Я вошел и сел напротив.
Она протянула мне раскрытую ладонь, и я вложил туда свою руку. Я дал ей лапу, как собака, и так же посмотрел в глаза. Она не приняла мой взгляд. Не взяла меня в собаки и не пошла в хозяйки. Холодно спросила:
— Лаком будете покрывать?
— Конечно.
— Бесцветный?
— А какой модно?
— Красный. Как при нэпе.
— Значит, красный.
Я думал, она спросит: «Зачем вам крашеные ногти?» С этого вопроса началась бы наша беседа. Она началась бы сегодня, а окончилась лет через пятьдесят. Но царевналягушка ни о чем меня не спрашивала. Молча плеснула воду из кувшина в пластмассовую чашечку. Насыпала туда порошок, взбила пену. Потом с деловым видом сунула мою руку в горячую воду. Достала мизинец и стала состригать то, что казалось ей лишним.

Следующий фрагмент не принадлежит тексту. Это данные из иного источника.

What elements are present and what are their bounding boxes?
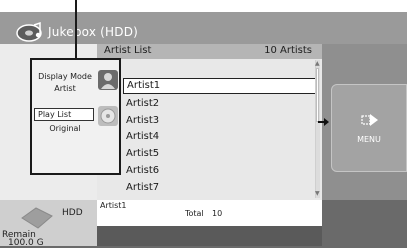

Мика сильна своей зависимостью от моей жизни. А эта сильна своей независимостью. Через десять минут поднимет на меня небесные глаза и скажет: «Вы свободны». И хоть ты тут умри.
Из репродуктора доносилась песня про Стеньку Разина, как он плыл из-за острова на стрежень. Голос у певца был могучий, супермужской должно быть, певец ассоциировал себя с самим Степаном Разиным.
Царевна-лягушка перебирала в руках мои пальцы, склонив голову. Волосы у нее не темные и не светлые — серенькие, как перья у жаворонка. Кстати, я никогда не держал в руках жаворонка и не видел, какие у него перья.
— Некрасиво персиянку топить, — сказал я.
Царевна-лягушка отвлеклась от моего указательного пальца и подняла свои глаза под высокими бровями.
— Почему некрасиво?
— Ну, представьте себе: у нее папа — перс, князь. Она у него единственная дочка. Пришел посторонний человек, увел из родительского дома, посадил в лодку, набитую невоспитанными разбойниками. И вместо того чтобы защитить, взял и выкинул за борт. В набежавшую волну.